The source of each document will then be set to the value of the column
with the name specified in `source_column`.
Output Example:
.. code-block:: txt
column1: value1
column2: value2
column3: value3
"""
def __init__(
self,
file_path: str,
source_column: Optional[str] = None,
csv_args: Optional[Dict] = None,
encoding: Optional[str] = None,
):
self.file_path = file_path
self.source_column = source_column
self.encoding = encoding
self.csv_args = csv_args or {}
def load(self) -> List[Document]:
"""Load data into document objects."""
docs = []
csv_files = xlsx_to_csv(self.file_path)
for csv_file in csv_files:
with open(csv_file, newline="", encoding=self.encoding) as csvfile:
csv_reader = csv.DictReader(csvfile, **self.csv_args) # type: ignore
for i, row in enumerate(csv_reader):
content = "\n".join(f"{k.strip()}: {v.strip()}" for k, v in row.items())
try:
source = (
row[self.source_column]
if self.source_column is not None
else self.file_path
)
except KeyError:
raise ValueError(
f"Source column '{self.source_column}' not found in CSV file."
)
metadata = {"source": source, "row": i}
doc = Document(page_content=content, metadata=metadata)
docs.append(doc)
return docs
This isn't really necessary though and is overkill. It also feels like something that langchain
should take care of for us already (which it does).
Otherwise, it would result as:
import os
# from dotenv import load_dotenv
from chromadb.config import Settings
from langchain.document_loaders import CSVLoader, PDFMinerLoader, TextLoader
from xlxs_loader import XLSXLoader
# load_dotenv()
ROOT_DIRECTORY = os.path.dirname(os.path.realpath(__file__))
# Define the folder for storing database
SOURCE_DIRECTORY = f"{ROOT_DIRECTORY}/SOURCE_DOCUMENTS"
PERSIST_DIRECTORY = f"{ROOT_DIRECTORY}/DB"
# Define the Chroma settings
CHROMA_SETTINGS = Settings(
chroma_db_impl='duckdb+parquet',
persist_directory=PERSIST_DIRECTORY,
anonymized_telemetry=False
)
DOCUMENT_MAP = {
".txt": TextLoader,
".pdf": PDFMinerLoader,
".csv": CSVLoader,
".xlxs": XLSXLoader
}
I'm in the middle of merging the conflicts and handling before the commit. I'm just running through my options. I really don't like the above as an option and I'm leaning towards just doing the following instead:
import os
# from dotenv import load_dotenv
from chromadb.config import Settings
# https://python.langchain.com/en/latest/modules/indexes/document_loaders/examples/excel.html?highlight=xlsx#microsoft-excel
from langchain.document_loaders import (
UnstructuredExcelLoader,
CSVLoader,
PDFMinerLoader,
TextLoader,
)
# load_dotenv()
ROOT_DIRECTORY = os.path.dirname(os.path.realpath(__file__))

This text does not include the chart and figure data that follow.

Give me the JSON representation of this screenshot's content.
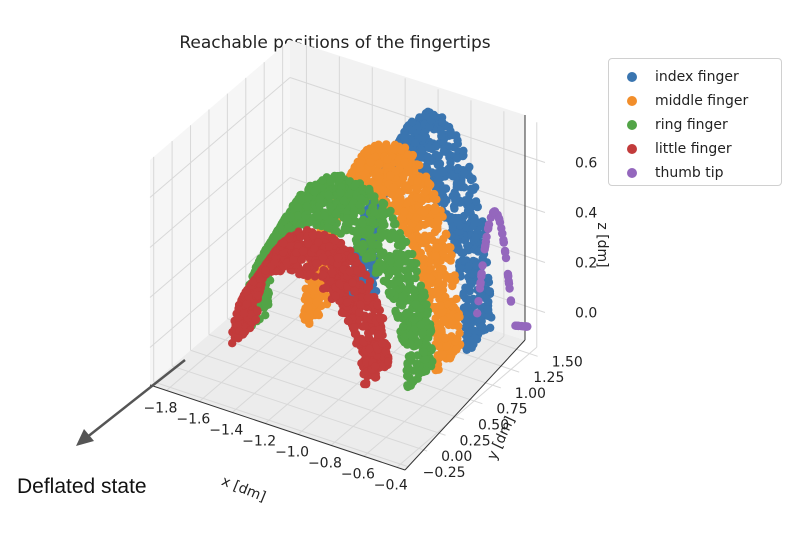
{
  "chart_data": {
    "type": "scatter",
    "projection": "3d",
    "title": "Reachable positions of the fingertips",
    "xlabel": "x [dm]",
    "ylabel": "y [dm]",
    "zlabel": "z [dm]",
    "xlim": [
      -1.9,
      -0.35
    ],
    "ylim": [
      -0.3,
      1.6
    ],
    "zlim": [
      -0.15,
      0.75
    ],
    "xticks": [
      "−1.8",
      "−1.6",
      "−1.4",
      "−1.2",
      "−1.0",
      "−0.8",
      "−0.6",
      "−0.4"
    ],
    "yticks": [
      "−0.25",
      "0.00",
      "0.25",
      "0.50",
      "0.75",
      "1.00",
      "1.25",
      "1.50"
    ],
    "zticks": [
      "0.0",
      "0.2",
      "0.4",
      "0.6"
    ],
    "grid": true,
    "legend_position": "upper right, outside plot",
    "series": [
      {
        "name": "index finger",
        "color": "#3a75b0",
        "shape": "arc",
        "x_span": [
          -1.25,
          -0.55
        ],
        "y_center": 1.15,
        "z_peak": 0.75,
        "z_base": -0.05
      },
      {
        "name": "middle finger",
        "color": "#f28e2b",
        "shape": "arc",
        "x_span": [
          -1.45,
          -0.65
        ],
        "y_center": 0.95,
        "z_peak": 0.65,
        "z_base": -0.1
      },
      {
        "name": "ring finger",
        "color": "#52a447",
        "shape": "arc",
        "x_span": [
          -1.75,
          -0.75
        ],
        "y_center": 0.8,
        "z_peak": 0.5,
        "z_base": -0.15
      },
      {
        "name": "little finger",
        "color": "#c23b3b",
        "shape": "arc",
        "x_span": [
          -1.75,
          -0.95
        ],
        "y_center": 0.65,
        "z_peak": 0.3,
        "z_base": -0.15
      },
      {
        "name": "thumb tip",
        "color": "#9467bd",
        "shape": "curve",
        "x_span": [
          -0.6,
          -0.35
        ],
        "y_center": 1.3,
        "z_peak": 0.45,
        "z_base": 0.0
      }
    ]
  },
  "annotation": {
    "text": "Deflated state"
  }
}
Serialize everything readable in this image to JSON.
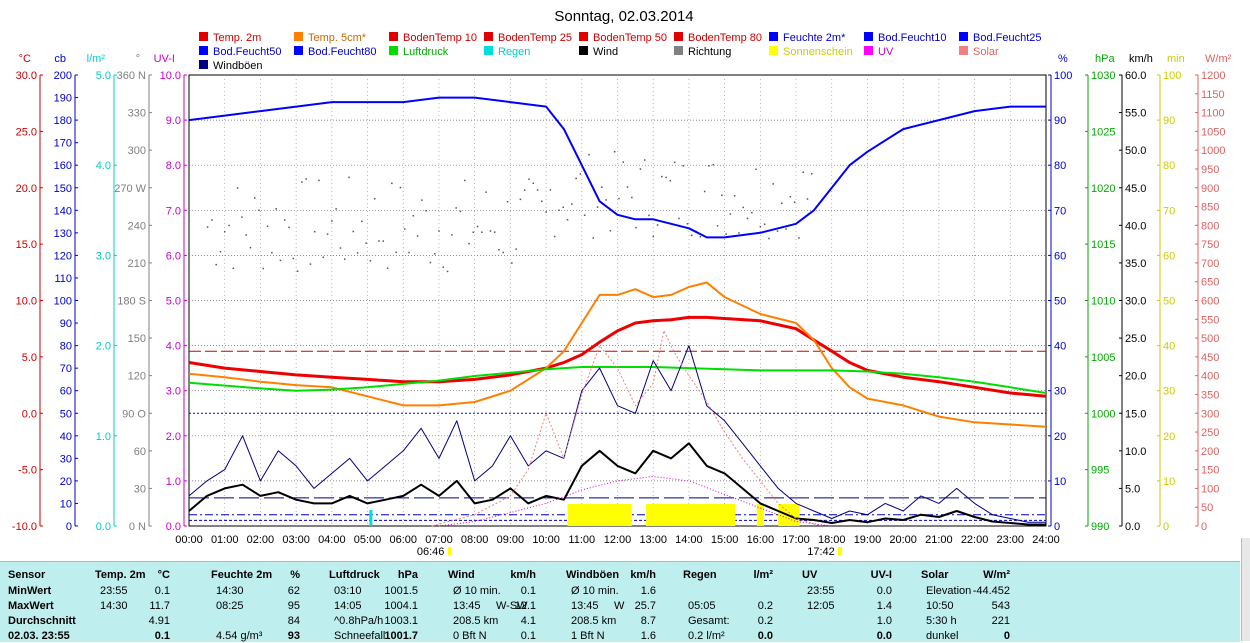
{
  "chart_data": {
    "type": "line",
    "title": "Sonntag, 02.03.2014",
    "x_ticks": [
      "00:00",
      "01:00",
      "02:00",
      "03:00",
      "04:00",
      "05:00",
      "06:00",
      "07:00",
      "08:00",
      "09:00",
      "10:00",
      "11:00",
      "12:00",
      "13:00",
      "14:00",
      "15:00",
      "16:00",
      "17:00",
      "18:00",
      "19:00",
      "20:00",
      "21:00",
      "22:00",
      "23:00",
      "24:00"
    ],
    "sunrise": "06:46",
    "sunset": "17:42",
    "legend": [
      {
        "label": "Temp. 2m",
        "color": "#e00000"
      },
      {
        "label": "Temp. 5cm*",
        "color": "#ff8000"
      },
      {
        "label": "BodenTemp 10",
        "color": "#e00000"
      },
      {
        "label": "BodenTemp 25",
        "color": "#e00000"
      },
      {
        "label": "BodenTemp 50",
        "color": "#e00000"
      },
      {
        "label": "BodenTemp 80",
        "color": "#e00000"
      },
      {
        "label": "Feuchte 2m*",
        "color": "#0000ff"
      },
      {
        "label": "Bod.Feucht10",
        "color": "#0000ff"
      },
      {
        "label": "Bod.Feucht25",
        "color": "#0000ff"
      },
      {
        "label": "Bod.Feucht50",
        "color": "#0000ff"
      },
      {
        "label": "Bod.Feucht80",
        "color": "#0000ff"
      },
      {
        "label": "Luftdruck",
        "color": "#00dd00"
      },
      {
        "label": "Regen",
        "color": "#00dddd"
      },
      {
        "label": "Wind",
        "color": "#000000"
      },
      {
        "label": "Richtung",
        "color": "#808080"
      },
      {
        "label": "Sonnenschein",
        "color": "#ffff00"
      },
      {
        "label": "UV",
        "color": "#ff00ff"
      },
      {
        "label": "Solar",
        "color": "#f08080"
      },
      {
        "label": "Windböen",
        "color": "#000080"
      }
    ],
    "axes": {
      "temp": {
        "unit": "°C",
        "color": "#cc0000",
        "min": -10,
        "max": 30,
        "ticks": [
          "30.0",
          "25.0",
          "20.0",
          "15.0",
          "10.0",
          "5.0",
          "0.0",
          "-5.0",
          "-10.0"
        ]
      },
      "cb": {
        "unit": "cb",
        "color": "#0000cc",
        "min": 0,
        "max": 200,
        "ticks": [
          "200",
          "190",
          "180",
          "170",
          "160",
          "150",
          "140",
          "130",
          "120",
          "110",
          "100",
          "90",
          "80",
          "70",
          "60",
          "50",
          "40",
          "30",
          "20",
          "10",
          "0"
        ]
      },
      "rain": {
        "unit": "l/m²",
        "color": "#00cccc",
        "min": 0,
        "max": 5,
        "ticks": [
          "5.0",
          "4.0",
          "3.0",
          "2.0",
          "1.0",
          "0.0"
        ]
      },
      "dir": {
        "unit": "°",
        "color": "#808080",
        "ticks": [
          "360 N",
          "330",
          "300",
          "270 W",
          "240",
          "210",
          "180 S",
          "150",
          "120",
          "90 O",
          "60",
          "30",
          "0 N"
        ]
      },
      "uv": {
        "unit": "UV-I",
        "color": "#cc00cc",
        "min": 0,
        "max": 10,
        "ticks": [
          "10.0",
          "9.0",
          "8.0",
          "7.0",
          "6.0",
          "5.0",
          "4.0",
          "3.0",
          "2.0",
          "1.0",
          "0.0"
        ]
      },
      "humidity": {
        "unit": "%",
        "color": "#0000cc",
        "min": 0,
        "max": 100,
        "ticks": [
          "100",
          "90",
          "80",
          "70",
          "60",
          "50",
          "40",
          "30",
          "20",
          "10",
          "0"
        ]
      },
      "pressure": {
        "unit": "hPa",
        "color": "#00aa00",
        "min": 990,
        "max": 1030,
        "ticks": [
          "1030",
          "1025",
          "1020",
          "1015",
          "1010",
          "1005",
          "1000",
          "995",
          "990"
        ]
      },
      "wind": {
        "unit": "km/h",
        "color": "#000000",
        "min": 0,
        "max": 60,
        "ticks": [
          "60.0",
          "55.0",
          "50.0",
          "45.0",
          "40.0",
          "35.0",
          "30.0",
          "25.0",
          "20.0",
          "15.0",
          "10.0",
          "5.0",
          "0.0"
        ]
      },
      "sun": {
        "unit": "min",
        "color": "#cccc00",
        "min": 0,
        "max": 100,
        "ticks": [
          "100",
          "90",
          "80",
          "70",
          "60",
          "50",
          "40",
          "30",
          "20",
          "10",
          "0"
        ]
      },
      "solar": {
        "unit": "W/m²",
        "color": "#e06060",
        "min": 0,
        "max": 1200,
        "ticks": [
          "1200",
          "1150",
          "1100",
          "1050",
          "1000",
          "950",
          "900",
          "850",
          "800",
          "750",
          "700",
          "650",
          "600",
          "550",
          "500",
          "450",
          "400",
          "350",
          "300",
          "250",
          "200",
          "150",
          "100",
          "50",
          "0"
        ]
      }
    },
    "series": [
      {
        "name": "Feuchte 2m*",
        "axis": "humidity",
        "color": "#0000ff",
        "x": [
          0,
          1,
          2,
          3,
          4,
          5,
          6,
          7,
          8,
          9,
          10,
          10.5,
          11,
          11.5,
          12,
          12.5,
          13,
          13.5,
          14,
          14.5,
          15,
          16,
          17,
          17.5,
          18,
          18.5,
          19,
          20,
          21,
          22,
          23,
          24
        ],
        "y": [
          90,
          91,
          92,
          93,
          94,
          94,
          94,
          95,
          95,
          94,
          93,
          88,
          80,
          72,
          69,
          68,
          68,
          67,
          66,
          64,
          64,
          65,
          67,
          70,
          75,
          80,
          83,
          88,
          90,
          92,
          93,
          93
        ]
      },
      {
        "name": "Temp. 2m",
        "axis": "temp",
        "color": "#ee0000",
        "x": [
          0,
          1,
          2,
          3,
          4,
          5,
          6,
          7,
          8,
          9,
          10,
          10.5,
          11,
          11.5,
          12,
          12.5,
          13,
          13.5,
          14,
          14.5,
          15,
          16,
          17,
          17.5,
          18,
          18.5,
          19,
          20,
          21,
          22,
          23,
          24
        ],
        "y": [
          4.5,
          4,
          3.7,
          3.4,
          3.2,
          3,
          2.8,
          2.8,
          3,
          3.4,
          4,
          4.5,
          5.2,
          6.3,
          7.3,
          8,
          8.2,
          8.3,
          8.5,
          8.5,
          8.4,
          8.2,
          7.5,
          6.5,
          5.5,
          4.5,
          3.8,
          3.2,
          2.8,
          2.3,
          1.8,
          1.5
        ]
      },
      {
        "name": "Temp. 5cm*",
        "axis": "temp",
        "color": "#ff8000",
        "x": [
          0,
          1,
          2,
          3,
          4,
          5,
          6,
          7,
          8,
          9,
          10,
          10.5,
          11,
          11.5,
          12,
          12.5,
          13,
          13.5,
          14,
          14.5,
          15,
          16,
          17,
          17.5,
          18,
          18.5,
          19,
          20,
          21,
          22,
          23,
          24
        ],
        "y": [
          3.5,
          3.2,
          2.8,
          2.5,
          2.3,
          1.5,
          0.7,
          0.7,
          1,
          2,
          4,
          5.5,
          8,
          10.5,
          10.5,
          11,
          10.3,
          10.5,
          11.2,
          11.6,
          10.3,
          8.8,
          8,
          6.5,
          4,
          2.3,
          1.3,
          0.7,
          -0.3,
          -0.8,
          -1,
          -1.2
        ]
      },
      {
        "name": "Luftdruck",
        "axis": "pressure",
        "color": "#00dd00",
        "x": [
          0,
          2,
          3,
          4,
          5,
          6,
          7,
          8,
          9,
          10,
          11,
          12,
          13,
          14,
          15,
          16,
          17,
          18,
          19,
          20,
          21,
          22,
          23,
          24
        ],
        "y": [
          1002.7,
          1002.2,
          1002,
          1002.1,
          1002.3,
          1002.6,
          1002.9,
          1003.3,
          1003.6,
          1003.9,
          1004.1,
          1004.1,
          1004.1,
          1004,
          1003.9,
          1003.8,
          1003.8,
          1003.8,
          1003.7,
          1003.5,
          1003.2,
          1002.8,
          1002.3,
          1001.8
        ]
      },
      {
        "name": "Windböen",
        "axis": "wind",
        "color": "#000080",
        "x": [
          0,
          0.5,
          1,
          1.5,
          2,
          2.5,
          3,
          3.5,
          4,
          4.5,
          5,
          5.5,
          6,
          6.5,
          7,
          7.5,
          8,
          8.5,
          9,
          9.5,
          10,
          10.5,
          11,
          11.5,
          12,
          12.5,
          13,
          13.5,
          14,
          14.5,
          15,
          15.5,
          16,
          16.5,
          17,
          17.5,
          18,
          18.5,
          19,
          19.5,
          20,
          20.5,
          21,
          21.5,
          22,
          22.5,
          23,
          23.5,
          24
        ],
        "y": [
          4,
          6,
          7.5,
          12,
          6,
          10,
          8,
          5,
          7,
          9,
          6,
          8,
          10,
          13,
          9,
          14,
          6,
          8,
          12,
          8,
          10,
          9,
          18,
          21,
          16,
          15,
          22,
          18,
          24,
          16,
          14,
          11,
          8,
          5,
          3,
          2,
          1,
          2,
          1.5,
          3,
          2,
          4,
          3,
          5,
          3,
          1.5,
          1,
          0.5,
          0.5
        ]
      },
      {
        "name": "Wind",
        "axis": "wind",
        "color": "#000000",
        "x": [
          0,
          0.5,
          1,
          1.5,
          2,
          2.5,
          3,
          3.5,
          4,
          4.5,
          5,
          5.5,
          6,
          6.5,
          7,
          7.5,
          8,
          8.5,
          9,
          9.5,
          10,
          10.5,
          11,
          11.5,
          12,
          12.5,
          13,
          13.5,
          14,
          14.5,
          15,
          15.5,
          16,
          16.5,
          17,
          17.5,
          18,
          18.5,
          19,
          19.5,
          20,
          20.5,
          21,
          21.5,
          22,
          22.5,
          23,
          23.5,
          24
        ],
        "y": [
          2,
          4,
          5,
          5.5,
          4,
          4.5,
          3.5,
          3,
          3,
          4,
          3,
          3.5,
          4,
          5.5,
          4,
          6,
          3,
          3.5,
          5,
          3,
          4,
          3.5,
          8,
          10,
          8,
          7,
          10,
          9,
          11,
          8,
          7,
          5,
          3,
          2,
          1,
          0.8,
          0.4,
          0.8,
          0.5,
          1,
          0.8,
          1.5,
          1.2,
          2,
          1.2,
          0.6,
          0.4,
          0.2,
          0.2
        ]
      },
      {
        "name": "Solar",
        "axis": "solar",
        "color": "#f08080",
        "x": [
          6.8,
          8,
          9,
          9.5,
          10,
          10.5,
          11,
          11.5,
          12,
          12.5,
          13,
          13.3,
          13.6,
          14,
          14.5,
          15,
          15.5,
          16,
          16.5,
          17,
          17.7
        ],
        "y": [
          0,
          30,
          80,
          150,
          300,
          180,
          350,
          480,
          420,
          320,
          380,
          520,
          460,
          400,
          330,
          250,
          180,
          120,
          60,
          20,
          0
        ]
      },
      {
        "name": "UV",
        "axis": "uv",
        "color": "#cc00cc",
        "x": [
          7,
          8,
          9,
          10,
          11,
          12,
          13,
          14,
          15,
          16,
          17,
          18
        ],
        "y": [
          0,
          0.1,
          0.3,
          0.5,
          0.8,
          1,
          1.1,
          1,
          0.7,
          0.4,
          0.1,
          0
        ]
      }
    ],
    "sunshine_blocks": [
      [
        10.6,
        12.4
      ],
      [
        12.8,
        15.3
      ],
      [
        15.9,
        16.1
      ],
      [
        16.5,
        17.1
      ]
    ],
    "table": {
      "headers": [
        {
          "label": "Sensor"
        },
        {
          "label": "Temp. 2m",
          "unit": "°C"
        },
        {
          "label": "Feuchte 2m",
          "unit": "%"
        },
        {
          "label": "Luftdruck",
          "unit": "hPa"
        },
        {
          "label": "Wind",
          "unit": "km/h"
        },
        {
          "label": "Windböen",
          "unit": "km/h"
        },
        {
          "label": "Regen",
          "unit": "l/m²"
        },
        {
          "label": "UV",
          "unit": "UV-I"
        },
        {
          "label": "Solar",
          "unit": "W/m²"
        }
      ],
      "rows": [
        {
          "label": "MinWert",
          "temp": [
            "23:55",
            "0.1"
          ],
          "hum": [
            "14:30",
            "62"
          ],
          "press": [
            "03:10",
            "1001.5"
          ],
          "wind": [
            "Ø 10 min.",
            "",
            "0.1"
          ],
          "gust": [
            "Ø 10 min.",
            "",
            "1.6"
          ],
          "rain": [
            "",
            ""
          ],
          "uv": [
            "23:55",
            "0.0"
          ],
          "solar": [
            "Elevation",
            "-44.452"
          ]
        },
        {
          "label": "MaxWert",
          "temp": [
            "14:30",
            "11.7"
          ],
          "hum": [
            "08:25",
            "95"
          ],
          "press": [
            "14:05",
            "1004.1"
          ],
          "wind": [
            "13:45",
            "W-SW",
            "12.1"
          ],
          "gust": [
            "13:45",
            "W",
            "25.7"
          ],
          "rain": [
            "05:05",
            "0.2"
          ],
          "uv": [
            "12:05",
            "1.4"
          ],
          "solar": [
            "10:50",
            "543"
          ]
        },
        {
          "label": "Durchschnitt",
          "temp": [
            "",
            "4.91"
          ],
          "hum": [
            "",
            "84"
          ],
          "press": [
            "^0.8hPa/h",
            "1003.1"
          ],
          "wind": [
            "208.5 km",
            "",
            "4.1"
          ],
          "gust": [
            "208.5 km",
            "",
            "8.7"
          ],
          "rain": [
            "Gesamt:",
            "0.2"
          ],
          "uv": [
            "",
            "1.0"
          ],
          "solar": [
            "5:30 h",
            "221"
          ]
        },
        {
          "label": "02.03. 23:55",
          "temp": [
            "",
            "0.1"
          ],
          "hum": [
            "4.54 g/m³",
            "93"
          ],
          "press": [
            "Schneefall",
            "1001.7"
          ],
          "wind": [
            "0 Bft N",
            "",
            "0.1"
          ],
          "gust": [
            "1 Bft N",
            "",
            "1.6"
          ],
          "rain": [
            "0.2 l/m²",
            "0.0"
          ],
          "uv": [
            "",
            "0.0"
          ],
          "solar": [
            "dunkel",
            "0"
          ]
        }
      ]
    }
  }
}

# Define the folder for storing database
SOURCE_DIRECTORY = f"{ROOT_DIRECTORY}/SOURCE_DOCUMENTS"
PERSIST_DIRECTORY = f"{ROOT_DIRECTORY}/DB"
# Define the Chroma settings
CHROMA_SETTINGS = Settings(
chroma_db_impl='duckdb+parquet',
persist_directory=PERSIST_DIRECTORY,
anonymized_telemetry=False
)
# https://python.langchain.com/en/latest/_modules/langchain/document_loaders/excel.html#UnstructuredExcelLoader
DOCUMENT_MAP = {
".txt": TextLoader,
".pdf": PDFMinerLoader,
".csv": CSVLoader,
".xlxs": UnstructuredExcelLoader
}
The issue with the last example is that it requires langchain
version 0.0.191
, or at least a version that supports UnstructuredExcelLoader
.
I also like the last option. It will be more standardized. We can experiment with 0.0.191
to ensure it doesn't break anything else.
@teleprint-me Thanks for this PR and for adding my requests. Looking forward to your contributions to this project.
The funny part is I can't run the code. My hardware is out of date. 😉😇
I tested it and it worked :)
Is it alright if I use ingest.py
as a basis in other code?
I was able to get ingest.py
to work with CPU. I don't have enough RAM for run_localGPT.py
using the HF models and I can run a GGML 7B model (inference is slow).
If I come up with anything useful that's within scope, I can probably use it as a basis to contribute in the future. It would be cheaper to do local embeddings over using OpenAI Embeddings as well.
Yes, please free to do that. Looking forward to your contribution.